Farley Communiqué

Pas de menus santé au «Snack bar chez Rita», mais le plaisir est «all dressed».
 
Il y a du ciel d'Abitibi et des aurores boréales illuminant les parfums d'épinettes sur le nouvel album de Farley, « Snack bar chez Rita » mais, comme le titre l'exprime avec éloquence, il y a aussi pas mal de bacon et de moutarde jaune. Servies à la bonne franquette d'une bande d'amis musiciens enregistrés en direct, il y a surtout dix bonnes histoires signées par 5 auteurs de renom, mises en musiques avec brio par Farley avec quelques complicités.
 
Diable d'homme que Farley, qu'on avait découvert, il y a quelques années, sous le nom que son acte de naissance avait légitimé, Serge Fortin, avec des chansons folk remarquables et trois albums évocateurs dont le dernier, « Gaspille une nuit » l'avait établi comme une force vive de notre nouvelle chanson. Ses collaborations avec Diane Tell, dont le label Tuta Music sort aussi « Snack bar chez Rita », ont renforcé sa réputation d'auteur-compositeur-interprète et de «storyteller» de premier ordre des deux côtés de l'Atlantique.
 
C'est son acte de renaissance qu'il signe avec « Snack bar chez Rita », naviguant le monde maintenant sous le seul vocable Farley, emprunté avec amour à sa mère qui a nourri son sens de la musique très tôt.
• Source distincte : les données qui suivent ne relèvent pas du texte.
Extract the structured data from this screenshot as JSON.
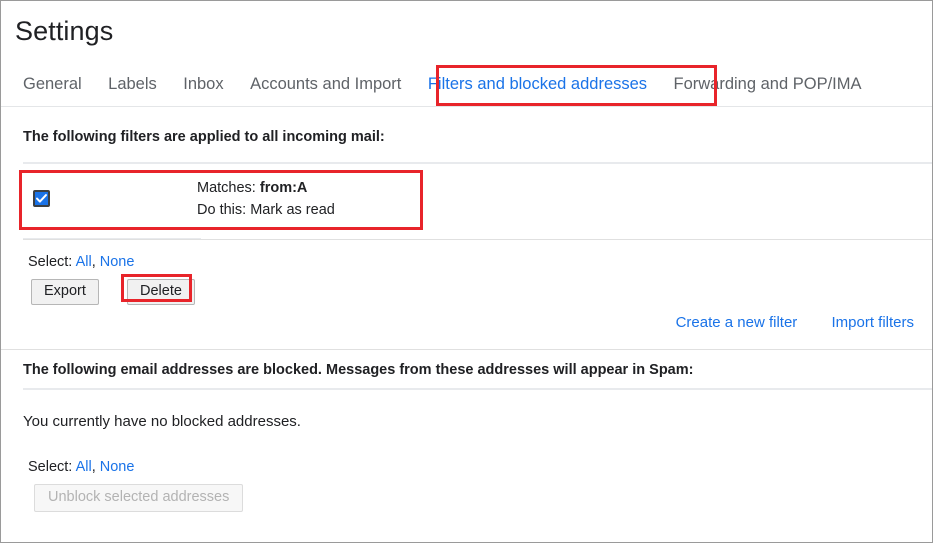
{
  "window": {
    "title": "Settings"
  },
  "tabs": [
    {
      "id": "general",
      "label": "General",
      "active": false
    },
    {
      "id": "labels",
      "label": "Labels",
      "active": false
    },
    {
      "id": "inbox",
      "label": "Inbox",
      "active": false
    },
    {
      "id": "accounts",
      "label": "Accounts and Import",
      "active": false
    },
    {
      "id": "filters",
      "label": "Filters and blocked addresses",
      "active": true
    },
    {
      "id": "forwarding",
      "label": "Forwarding and POP/IMA",
      "active": false
    }
  ],
  "filters_section": {
    "heading": "The following filters are applied to all incoming mail:",
    "rows": [
      {
        "checked": true,
        "matches_label": "Matches:",
        "matches_value": "from:A",
        "action_label": "Do this:",
        "action_value": "Mark as read"
      }
    ],
    "select_label": "Select:",
    "select_all": "All",
    "select_separator": ",",
    "select_none": "None",
    "export_label": "Export",
    "delete_label": "Delete",
    "create_filter_label": "Create a new filter",
    "import_filters_label": "Import filters"
  },
  "blocked_section": {
    "heading": "The following email addresses are blocked. Messages from these addresses will appear in Spam:",
    "empty_message": "You currently have no blocked addresses.",
    "select_label": "Select:",
    "select_all": "All",
    "select_separator": ",",
    "select_none": "None",
    "unblock_label": "Unblock selected addresses"
  },
  "annotations": [
    {
      "id": "redbox-tab",
      "target": "tab-filters-and-blocked-addresses",
      "color": "#e8242a"
    },
    {
      "id": "redbox-filter",
      "target": "filter-row",
      "color": "#e8242a"
    },
    {
      "id": "redbox-delete",
      "target": "delete-button",
      "color": "#e8242a"
    }
  ],
  "colors": {
    "link": "#1a73e8",
    "text": "#202124",
    "muted": "#5f6368",
    "annotation": "#e8242a",
    "divider": "#e8eaed"
  }
}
Avec l'envie de frapper un grand coup aussi fumant que le hamburger qui lui sert de marque de commerce, il est allé chercher 5 plumes de génie pour que ses histoires du coeur et de la forêt soient parfaites. La légendaire Mouffe, la complice Diane Tell, le chaleureux Pierre Huet, l'éloquent Luc De Larochellière et l'étonnant Alain Dessureault ont tissé des fables du genre qu'on se raconte au coin du feu... ou sur la cuirette d'un snack bar.
 
De l'hymne enraciné « Rêver debout » signée Huet-Farley à l'épique histoire d'amour douce-amère « Brûlerons les dimanches » autant ressentie dans l'interprétation que signée Farley, on ne sort pas indemne de ce voyage teinté d'Americana et de mots partagés entre l'à fleur de peau et le sourire complice. Il n'y a pas une chanson de trop dans ce burger savoureux aux condiments relevés. On a envie de rouler sur l'autoroute avec la Springsteesque « Né sous un piano », où Mouffe renoue brillamment avec la chanson alors que la tendresse de l'enfance se ressent tout du long dans la lumineuse « Toi fille moi garçon » cosignée en harmonie par Diane Tell et on apprécie sur grand écran, en HD, le « Panorama d'Abitibi » que Luc De Larochellière a crée en équipe avec Farley. En fait, on pourrait évoquer avec enthousiasme la magie de toutes ces histoires chantées sans hésiter.
 
Pour donner de l'intensité à la réalisation, signée Farley, tous les enregistrements ont été faits à l'ancienne, en prise directe de tous les musiciens, dont on peut presque ressentir les battements des coeurs unis. « Snack bar chez Rita » est un album essentiel, immédiat, vrai, avec juste assez de gras pour le plaisir et une feuille de laitue pour rassurer l'esprit. On n'oubliera jamais Farley qui va envahir les oreilles et les coeurs des auditoires québécois.